От унтера несло перегаром. Он был на удивление здоров и весел. Двое солдат тащили Сухинова под руки, у него не было сил идти самому.
— Не жмут оковки-то? — острил унтер и по-лошадиному роготал. — Вы с ним поаккуратнее, ребятки, это персона важная. Самоубивец!
Сухинов улыбнулся ему светло и празднично. Сказал:
— Завидую твоей матери, парень. Такой дурак один, может, на мильон уродится!
Служивый глотнул воздух, будто поперхнулся, побагровел еще пуще. Долго молчал, переваривая эти слова. Уже в камере, когда Сухинова завалили на нары, он буркнул:
— Ничего, скоро тебе язычок-то подкоротят!
В общей камере Сухинов освоился быстро. Заключенные встретили его с уважением и уступили удобное место возле печки. Он пожалел, что не видит среди них ни Голикова, ни Бочарова, ни Михайлова. Он хотел бы о ними по-хорошему попрощаться.

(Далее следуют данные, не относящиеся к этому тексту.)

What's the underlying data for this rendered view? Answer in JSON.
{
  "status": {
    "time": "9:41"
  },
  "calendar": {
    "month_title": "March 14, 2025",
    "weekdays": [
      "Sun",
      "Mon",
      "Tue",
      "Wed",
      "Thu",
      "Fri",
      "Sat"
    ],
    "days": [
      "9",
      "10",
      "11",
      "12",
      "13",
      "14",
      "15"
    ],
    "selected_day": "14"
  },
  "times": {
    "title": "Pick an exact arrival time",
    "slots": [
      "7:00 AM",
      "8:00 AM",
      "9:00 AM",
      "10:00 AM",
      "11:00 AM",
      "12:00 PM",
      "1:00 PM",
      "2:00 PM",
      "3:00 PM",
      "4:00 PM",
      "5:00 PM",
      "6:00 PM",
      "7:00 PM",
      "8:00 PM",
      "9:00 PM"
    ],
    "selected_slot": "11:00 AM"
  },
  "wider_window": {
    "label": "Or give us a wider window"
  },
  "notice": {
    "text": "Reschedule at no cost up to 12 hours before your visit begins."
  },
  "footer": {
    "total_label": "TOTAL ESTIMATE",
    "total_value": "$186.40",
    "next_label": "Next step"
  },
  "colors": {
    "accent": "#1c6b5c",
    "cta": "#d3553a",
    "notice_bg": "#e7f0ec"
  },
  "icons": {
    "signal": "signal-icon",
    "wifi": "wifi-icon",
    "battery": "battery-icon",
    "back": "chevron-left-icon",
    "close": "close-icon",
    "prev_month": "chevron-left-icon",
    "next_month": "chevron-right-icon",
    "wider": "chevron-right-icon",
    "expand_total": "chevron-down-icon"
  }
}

Генерал Лепарский и впрямь собирался навестить Сухинова, но как-то не нашел времени. Предстоящая казнь очень его беспокоила, даже пугала. Все требовалось произвести в наилучшем виде, а опыта подобного рода у него не было. То есть кое-какой опыт, конечно, имелся, но скорее распорядительский, чем исполнительский. Тут дело было настолько важное и необычное, что приходилось лично вникать во все подробности. Лепарский не скупился на выговоры и посулы, но помощники попались безалаберные, никто толком не понимал, чего он от них добивается. Чего мудрит. Эка невидаль — пристрелить шестерых да столько-то посечь. На каторге-то! Однако подобное легкомысленное отношение к казни не устраивало генерала. Он стремился к какому-то волнующему и таинственному идеалу. Обряд отправления возмутителей спокойствия на тот свет следовало выполнить с российской помпезностью, но одновременно с немецкой педантичностью и аккуратностью.
Но даже в эти суматошные дни, когда внимание генерала, казалось, полностью поглотили неотложные хлопоты, вдруг снова слышал он в себе странный голос живущего в нем стороннего наблюдателя и судьи. Он слышал дикие слова: «Не хитри, генерал, сам с собой! — скрипуче насмехался голос. — Ты потому так торопишься и так стараешься, что тебе жалко этого злосчастного Сухинова, и ты хочешь поскорее убить его, чтобы избавить от страданий еще более тяжелых, унизительных и долгих».